Da redação
Brasília se despediu do Carnaval de 2026 com ruas cheias de diversidade e alegria, repetindo o clima plural que marcou a festa nos últimos dias. Famílias, amigos e foliões de todas as idades ocuparam os espaços públicos, transformando o último dia em uma celebração de memórias construídas entre fantasias amassadas, glitter resistente e maquiagem borrada.
Na folia do Setor Carnavalesco Sul, o Bloco B de Beyoncé reuniu foliões como Aline Fernandes, 31 anos, do Guará, e André Erik, também 31, de Taguatinga. Eles prepararam fantasias durante um mês, com organização detalhada em planilhas e compras feitas até em São Paulo. “A ideia era ser um cogumelo, personalizei com pérolas. Fizemos todas as fantasias deste carnaval”, contou Aline.
Na Praça do Museu de Planaltina, o Carna Rock celebrou sua 11ª edição com um ambiente alternativo. Raiane Lima, 29 anos, ressaltou a importância cultural do evento. “O rock encaixa perfeitamente com a cultura da cidade e serve como desabafo”, afirmou. Autista e pouco fã de grandes multidões, ela conseguiu aproveitar o bloco com tranquilidade.
Fantasias também tiveram significado marcante para Suellen Martins, 39, professora vestida de arara em homenagem aos alunos. “As asas deram trabalho, mas foi gratificante. Me sinto livre no carnaval”, relatou, destacando seu apreço pelo tradicional bloco Pacotão.

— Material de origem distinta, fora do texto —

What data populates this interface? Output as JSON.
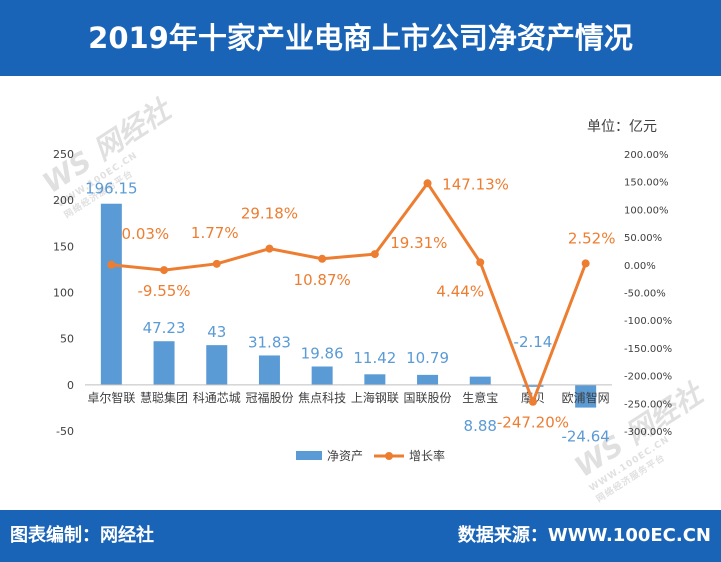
{
  "title": "2019年十家产业电商上市公司净资产情况",
  "unit": "单位：亿元",
  "footer": {
    "left": "图表编制：网经社",
    "right": "数据来源：WWW.100EC.CN"
  },
  "watermark": {
    "text": "网经社",
    "url": "WWW.100EC.CN",
    "slogan": "网络经济服务平台"
  },
  "colors": {
    "header": "#1a64b8",
    "bar": "#5b9bd5",
    "line": "#ed7d31"
  },
  "chart_data": {
    "type": "bar",
    "categories": [
      "卓尔智联",
      "慧聪集团",
      "科通芯城",
      "冠福股份",
      "焦点科技",
      "上海钢联",
      "国联股份",
      "生意宝",
      "摩贝",
      "欧浦智网"
    ],
    "series": [
      {
        "name": "净资产",
        "type": "bar",
        "axis": "left",
        "values": [
          196.15,
          47.23,
          43,
          31.83,
          19.86,
          11.42,
          10.79,
          8.88,
          -2.14,
          -24.64
        ],
        "labels": [
          "196.15",
          "47.23",
          "43",
          "31.83",
          "19.86",
          "11.42",
          "10.79",
          "8.88",
          "-2.14",
          "-24.64"
        ]
      },
      {
        "name": "增长率",
        "type": "line",
        "axis": "right",
        "values": [
          0.03,
          -9.55,
          1.77,
          29.18,
          10.87,
          19.31,
          147.13,
          4.44,
          -247.2,
          2.52
        ],
        "labels": [
          "0.03%",
          "-9.55%",
          "1.77%",
          "29.18%",
          "10.87%",
          "19.31%",
          "147.13%",
          "4.44%",
          "-247.20%",
          "2.52%"
        ]
      }
    ],
    "y_left": {
      "range": [
        -50,
        250
      ],
      "ticks": [
        250,
        200,
        150,
        100,
        50,
        0,
        -50
      ],
      "tick_labels": [
        "250",
        "200",
        "150",
        "100",
        "50",
        "0",
        "-50"
      ]
    },
    "y_right": {
      "range": [
        -300,
        200
      ],
      "ticks": [
        200,
        150,
        100,
        50,
        0,
        -50,
        -100,
        -150,
        -200,
        -250,
        -300
      ],
      "tick_labels": [
        "200.00%",
        "150.00%",
        "100.00%",
        "50.00%",
        "0.00%",
        "-50.00%",
        "-100.00%",
        "-150.00%",
        "-200.00%",
        "-250.00%",
        "-300.00%"
      ]
    },
    "legend": {
      "position": "bottom",
      "items": [
        "净资产",
        "增长率"
      ]
    }
  }
}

Turistas marcaram presença, como o francês Antoine da Cunha, 62, que participa da festa há 18 anos e integra o grupo Concentra Mas Não Sai. Antoine elogia: “Aqui tudo é maravilhoso, diferente, muita animação e carinho”. Já Ana Clara Matos e Rafael da Silva, moradores de Brasília, apostaram em criatividade: foram à folia com fantasias de Sol e Buraco Negro, feitas de materiais recicláveis. “Carnaval também é sobre criar e se jogar”, resumiu Ana Clara.